Los siguientes días fueron un tormento para aquellos jóvenes, hablaban sin parar del tema. Esperando que sucediera algo que les dijera que aquella llamada había surtido efecto. Pero nada sucedía. No habían hablado con los adultos sobre lo que habían hecho, aunque alguna que otra vez estuvieron tentados. No sabían cómo irían a reaccionar y ya estaban bastante angustiados como para por encima recibir una buena reprimenda seguida, seguramente, de un buen castigo. Tenían miedo. Cuando su amiga les dijo que tal vez, si el hombre les hacía caso, ellos no existirían nunca, no les gustó, ni una pizca, todo hay que decirlo. Pero al cabo de un rato, después de pensarlo detenidamente, pensaron que merecería la pena no existir, si el mundo nunca se destruyera, algo que, si los adultos lo escucharan estarían orgullosos de tal madurez por parte de aquellos cuatro chiquillos preadolescentes. La cabeza les siguió dando vueltas y más vueltas, y llegaron a la conclusión de que tal vez, sí existirían, pero en un lugar, igual de bonito como el que habían visto en las fotos y en un planeta que no estuviera muerto como lo estaba ahora. Y la verdad sea dicha, ante esa imagen, merecía la pena arriesgarse.

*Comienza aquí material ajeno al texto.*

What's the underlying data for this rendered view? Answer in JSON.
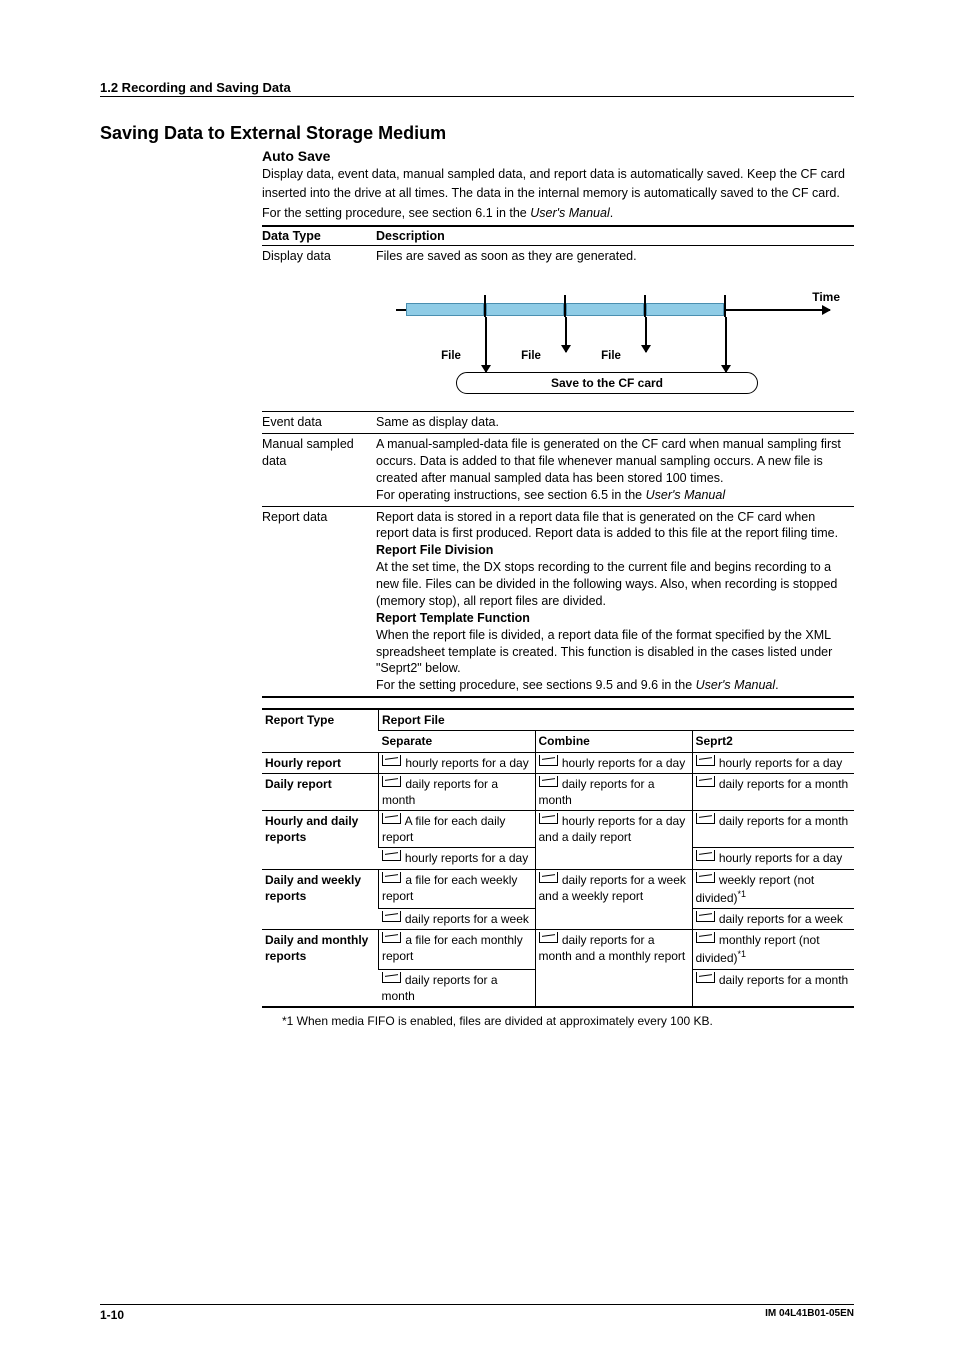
{
  "header": {
    "section": "1.2  Recording and Saving Data"
  },
  "heading": "Saving Data to External Storage Medium",
  "autosave": {
    "title": "Auto Save",
    "p1": "Display data, event data, manual sampled data, and report data is automatically saved. Keep the CF card inserted into the drive at all times. The data in the internal memory is automatically saved to the CF card.",
    "p2_prefix": "For the setting procedure, see section 6.1 in the ",
    "p2_italic": "User's Manual",
    "p2_suffix": "."
  },
  "datatype_table": {
    "headers": {
      "type": "Data Type",
      "desc": "Description"
    },
    "rows": {
      "display": {
        "type": "Display data",
        "desc": "Files are saved as soon as they are generated."
      },
      "event": {
        "type": "Event data",
        "desc": "Same as display data."
      },
      "manual": {
        "type1": "Manual sampled",
        "type2": "data",
        "p1": "A manual-sampled-data file is generated on the CF card when manual sampling first occurs. Data is added to that file whenever manual sampling occurs. A new file is created after manual sampled data has been stored 100 times.",
        "p2_prefix": "For operating instructions, see section 6.5 in the ",
        "p2_italic": "User's Manual"
      },
      "report": {
        "type": "Report data",
        "p1": "Report data is stored in a report data file that is generated on the CF card when report data is first produced. Report data is added to this file at the report filing time.",
        "h1": "Report File Division",
        "p2": "At the set time, the DX stops recording to the current file and begins recording to a new file. Files can be divided in the following ways. Also, when recording is stopped (memory stop), all report files are divided.",
        "h2": "Report Template Function",
        "p3": "When the report file is divided, a report data file of the format specified by the XML spreadsheet template is created. This function is disabled in the cases listed under \"Seprt2\" below.",
        "p4_prefix": "For the setting procedure, see sections 9.5 and 9.6 in the ",
        "p4_italic": "User's Manual",
        "p4_suffix": "."
      }
    }
  },
  "diagram": {
    "time": "Time",
    "file": "File",
    "save": "Save to the CF card"
  },
  "report_table": {
    "headers": {
      "type": "Report Type",
      "file": "Report File",
      "separate": "Separate",
      "combine": "Combine",
      "seprt2": "Seprt2"
    },
    "rows": {
      "hourly": {
        "type": "Hourly report",
        "sep": " hourly reports for a day",
        "com": " hourly reports for a day",
        "s2": " hourly reports for a day"
      },
      "daily": {
        "type": "Daily report",
        "sep": " daily reports for a month",
        "com": " daily reports for a month",
        "s2": " daily reports for a month"
      },
      "hd": {
        "type": "Hourly and daily reports",
        "sep1": " A file for each daily report",
        "sep2": " hourly reports for a day",
        "com": " hourly reports for a day and a daily report",
        "s21": " daily reports for a month",
        "s22": " hourly reports for a day"
      },
      "dw": {
        "type": "Daily and weekly reports",
        "sep1": " a file for each weekly report",
        "sep2": " daily reports for a week",
        "com": " daily reports for a week and a weekly report",
        "s21": " weekly report (not divided)",
        "s22": " daily reports for a week"
      },
      "dm": {
        "type": "Daily and monthly reports",
        "sep1": " a file for each monthly report",
        "sep2": " daily reports for a month",
        "com": " daily reports for a month and a monthly report",
        "s21": " monthly report (not divided)",
        "s22": " daily reports for a month"
      }
    }
  },
  "footnote_label": "*1",
  "footnote": "*1  When media FIFO is enabled, files are divided at approximately every 100 KB.",
  "footer": {
    "page": "1-10",
    "code": "IM 04L41B01-05EN"
  }
}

El presidente había convocado a un grupo de gente en un lugar privado y secreto. Los invitados iban llegando en grandes coches negros tintados, con los ojos vendados. Conocía al primer ministro desde la infancia y sabía que no era un hombre que se dejara influir fácilmente. Entonces lo que le iba a decir tendría que ser de una gran magnitud.

El primer ministro fue el último en llegar y cuando lo hizo se encontró en una gran sala donde había una gran mesa de cristal, y a su alrededor una docena de personas, esperando expectantes lo que tenía que decirles.

Así que no los hizo esperar más. Abrió el sobre y empezó a mostrarle lo que había en el interior. Recortes de periódicos, amarillentos por el paso del tiempo, fotografías y dibujos realizados a lápiz. En los recortes se hablaba de la falta de efectividad de la vacuna contra el virus que los azotaba. Y como nadie hacia nada al respeto, todos se pelean diciendo que la suya era mejor que la del vecino y la gente mientras tanto iba cayendo. Fotografías de cadáveres hacinados en las calles sin que nadie los recogiera. Gente desvalijando tiendas y agrediendo a otros. Un gran titular en donde ponía que la Gran Guerra, la tercera guerra mundial, era inevitable y que los países se estaban preparando para el ataque. Los dibujos mostraban ciudades asoladas, escombros, cenizas por todas partes. Había una nota donde decía que no disponían de cámaras para plasmar aquella desolación, pero que un chaval al que se le daba muy bien el dibujo, dibuja lo que iba viendo.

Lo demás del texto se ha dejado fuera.